At the Whitney, a protest against Dana Schutz' painting of Emmett Till: "She has nothing to say to the Black community about Black trauma." pic.twitter.com/C6x1JcbwRa
— Scott Y. (@hei_scott) March 17, 2017
Now, Bright says that his likeness is being used by another white artist, this time at a show in Paris, for profit. The artist Neil Beloufa created a work using the image of Bright, placed on a mirror, to mimic the experience of standing at the Whitney during the protest. The work is currently on display at the Palais De Tokyo, and after posting an impassioned Instagram calling out Beloufa, Bright decided to head to Paris himself to confront the artist in a second protest.
In a GoFundMe campaign that's already surpassed its goal to cover transportation to the gallery for Bright, the artist writes, "I would like to stage another protest inside the Palais De Tokyo in Paris where Beloufa's piece is on display because I believe that Beloufa is appropriating my narrative without consent. This is a form of defamation of me as an artist and arts activist."
The fundraising goal will help Bright "purchase a round-trip ticket, afford living arrangements during my stay, pay for my admission to the Palais De Tokyo to speak to museum curators and speak to the artist, and find ways to reclaim my image and the work that I put forth last year (protest, interviews, and meetings with artist and curators at the Whitney)."

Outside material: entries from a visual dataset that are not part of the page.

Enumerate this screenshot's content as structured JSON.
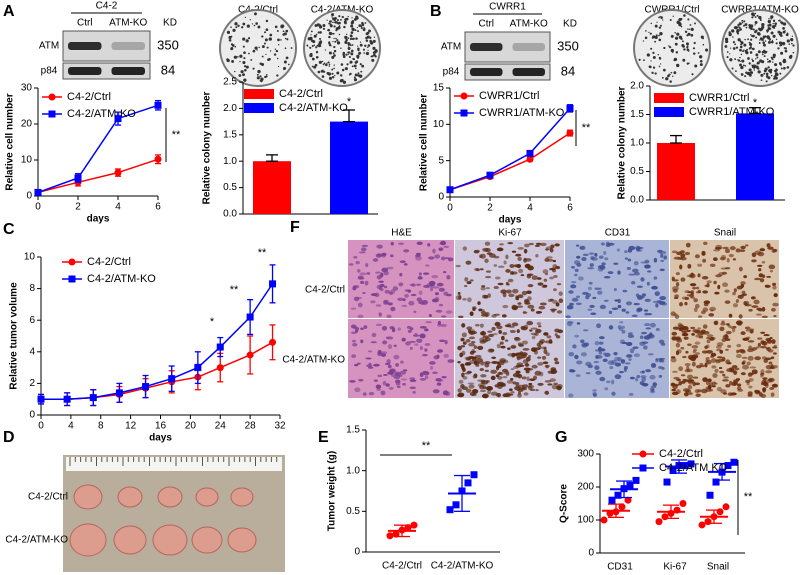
{
  "chart_data": [
    {
      "type": "line",
      "ylabel": "Relative cell number",
      "xlabel": "days",
      "x": [
        0,
        2,
        4,
        6
      ],
      "xlim": [
        0,
        6
      ],
      "xticks": [
        0,
        2,
        4,
        6
      ],
      "ylim": [
        0,
        30
      ],
      "yticks": [
        0,
        10,
        20,
        30
      ],
      "series": [
        {
          "name": "C4-2/Ctrl",
          "color": "#ff0000",
          "marker": "circle",
          "values": [
            1,
            3.8,
            6.5,
            10.2
          ],
          "errors": [
            0.3,
            1,
            1,
            1.2
          ]
        },
        {
          "name": "C4-2/ATM-KO",
          "color": "#0000ff",
          "marker": "square",
          "values": [
            1,
            5,
            21.5,
            25.2
          ],
          "errors": [
            0.3,
            1.2,
            1.8,
            1.3
          ]
        }
      ],
      "annotations": [
        "**"
      ]
    },
    {
      "type": "bar",
      "ylabel": "Relative colony number",
      "categories": [
        null
      ],
      "ylim": [
        0,
        2.5
      ],
      "yticks": [
        {
          "value": 0,
          "label": "0.0"
        },
        0.5,
        {
          "value": 1,
          "label": "1.0"
        },
        1.5,
        {
          "value": 2,
          "label": "2.0"
        },
        2.5
      ],
      "series": [
        {
          "name": "C4-2/Ctrl",
          "color": "#ff0000",
          "values": [
            1.0
          ],
          "errors": [
            0.12
          ]
        },
        {
          "name": "C4-2/ATM-KO",
          "color": "#0000ff",
          "values": [
            1.75
          ],
          "errors": [
            0.22
          ]
        }
      ],
      "annotations": [
        "*"
      ]
    },
    {
      "type": "line",
      "ylabel": "Relative cell number",
      "xlabel": "days",
      "x": [
        0,
        2,
        4,
        6
      ],
      "xlim": [
        0,
        6
      ],
      "xticks": [
        0,
        2,
        4,
        6
      ],
      "ylim": [
        0,
        15
      ],
      "yticks": [
        0,
        5,
        10,
        15
      ],
      "series": [
        {
          "name": "CWRR1/Ctrl",
          "color": "#ff0000",
          "marker": "circle",
          "values": [
            1,
            2.8,
            5.2,
            8.8
          ],
          "errors": [
            0.1,
            0.2,
            0.2,
            0.4
          ]
        },
        {
          "name": "CWRR1/ATM-KO",
          "color": "#0000ff",
          "marker": "square",
          "values": [
            1,
            3,
            6,
            12.2
          ],
          "errors": [
            0.1,
            0.2,
            0.2,
            0.5
          ]
        }
      ],
      "annotations": [
        "**"
      ]
    },
    {
      "type": "bar",
      "ylabel": "Relative colony number",
      "categories": [
        null
      ],
      "ylim": [
        0,
        2
      ],
      "yticks": [
        {
          "value": 0,
          "label": "0.0"
        },
        0.5,
        {
          "value": 1,
          "label": "1.0"
        },
        1.5,
        {
          "value": 2,
          "label": "2.0"
        }
      ],
      "series": [
        {
          "name": "CWRR1/Ctrl",
          "color": "#ff0000",
          "values": [
            1.0
          ],
          "errors": [
            0.13
          ]
        },
        {
          "name": "CWRR1/ATM-KO",
          "color": "#0000ff",
          "values": [
            1.52
          ],
          "errors": [
            0.1
          ]
        }
      ],
      "annotations": [
        "*"
      ]
    },
    {
      "type": "line",
      "ylabel": "Relative tumor volume",
      "xlabel": "days",
      "x": [
        0,
        3.5,
        7,
        10.5,
        14,
        17.5,
        21,
        24,
        28,
        31
      ],
      "xlim": [
        0,
        32
      ],
      "xticks": [
        0,
        4,
        8,
        12,
        16,
        20,
        24,
        28,
        32
      ],
      "ylim": [
        0,
        10
      ],
      "yticks": [
        0,
        2,
        4,
        6,
        8,
        10
      ],
      "series": [
        {
          "name": "C4-2/Ctrl",
          "color": "#ff0000",
          "marker": "circle",
          "values": [
            1,
            1,
            1.1,
            1.3,
            1.7,
            2.1,
            2.4,
            3,
            3.8,
            4.6
          ],
          "errors": [
            0.3,
            0.4,
            0.5,
            0.5,
            0.6,
            0.7,
            0.8,
            0.9,
            1.2,
            1.1
          ]
        },
        {
          "name": "C4-2/ATM-KO",
          "color": "#0000ff",
          "marker": "square",
          "values": [
            1,
            1,
            1.1,
            1.4,
            1.8,
            2.3,
            3,
            4.3,
            6.2,
            8.3
          ],
          "errors": [
            0.3,
            0.4,
            0.5,
            0.6,
            0.7,
            0.8,
            1,
            0.6,
            1.1,
            1.2
          ]
        }
      ],
      "annotations": [
        "*",
        "**",
        "**"
      ]
    },
    {
      "type": "dot",
      "ylabel": "Tumor weight (g)",
      "categories": [
        "C4-2/Ctrl",
        "C4-2/ATM-KO"
      ],
      "ylim": [
        0,
        1.5
      ],
      "yticks": [
        0,
        0.5,
        {
          "value": 1,
          "label": "1.0"
        },
        1.5
      ],
      "series": [
        {
          "color": "#ff0000",
          "marker": "circle",
          "values": [
            [
              0.2,
              0.22,
              0.27,
              0.3,
              0.33
            ],
            null
          ],
          "means": [
            0.26,
            null
          ],
          "sds": [
            0.07,
            null
          ]
        },
        {
          "color": "#0000ff",
          "marker": "square",
          "values": [
            null,
            [
              0.52,
              0.58,
              0.75,
              0.85,
              0.95
            ]
          ],
          "means": [
            null,
            0.72
          ],
          "sds": [
            null,
            0.22
          ]
        }
      ],
      "annotations": [
        "**"
      ]
    },
    {
      "type": "dot",
      "ylabel": "Q-Score",
      "categories": [
        "CD31",
        "Ki-67",
        "Snail"
      ],
      "ylim": [
        0,
        300
      ],
      "yticks": [
        0,
        100,
        200,
        300
      ],
      "series": [
        {
          "name": "C4-2/Ctrl",
          "color": "#ff0000",
          "marker": "circle",
          "values": [
            [
              100,
              120,
              125,
              140,
              160
            ],
            [
              95,
              110,
              120,
              130,
              150
            ],
            [
              85,
              95,
              110,
              125,
              140
            ]
          ],
          "means": [
            128,
            125,
            110
          ],
          "sds": [
            20,
            20,
            20
          ]
        },
        {
          "name": "C4-2/ATM KO",
          "color": "#0000ff",
          "marker": "square",
          "values": [
            [
              160,
              175,
              195,
              205,
              220
            ],
            [
              215,
              250,
              265,
              265,
              270
            ],
            [
              175,
              215,
              245,
              265,
              275
            ]
          ],
          "means": [
            193,
            262,
            246
          ],
          "sds": [
            25,
            20,
            25
          ]
        }
      ],
      "annotations": [
        "**"
      ]
    }
  ],
  "figure": {
    "letters": [
      "A",
      "B",
      "C",
      "D",
      "E",
      "F",
      "G"
    ],
    "blot_a": {
      "title": "C4-2",
      "lanes": [
        "Ctrl",
        "ATM-KO"
      ],
      "unit": "KD",
      "rows": [
        "ATM",
        "p84"
      ],
      "sizes": [
        350,
        84
      ]
    },
    "blot_b": {
      "title": "CWRR1",
      "lanes": [
        "Ctrl",
        "ATM-KO"
      ],
      "unit": "KD",
      "rows": [
        "ATM",
        "p84"
      ],
      "sizes": [
        350,
        84
      ]
    },
    "colony_a": [
      "C4-2/Ctrl",
      "C4-2/ATM-KO"
    ],
    "colony_b": [
      "CWRR1/Ctrl",
      "CWRR1/ATM-KO"
    ],
    "ihc": {
      "columns": [
        "H&E",
        "Ki-67",
        "CD31",
        "Snail"
      ],
      "rows": [
        "C4-2/Ctrl",
        "C4-2/ATM-KO"
      ]
    },
    "tumors": {
      "rows": [
        "C4-2/Ctrl",
        "C4-2/ATM-KO"
      ]
    }
  }
}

He adds that the protest he performed at the Whitney resulted in constant harassment online, which has caused him "emotional and mental distress" that he still feels today. Bright continues, "Myself and others that were involved with the 2017 Whitney protest put in a lot of hard work (intellectual and emotional labor) to create a conversation about racial injustice within the art world, so it is really unfortunate to see the narrative that I helped create be appropriated and recontextualized without anyone's permission or say in how this work of art is to be experienced."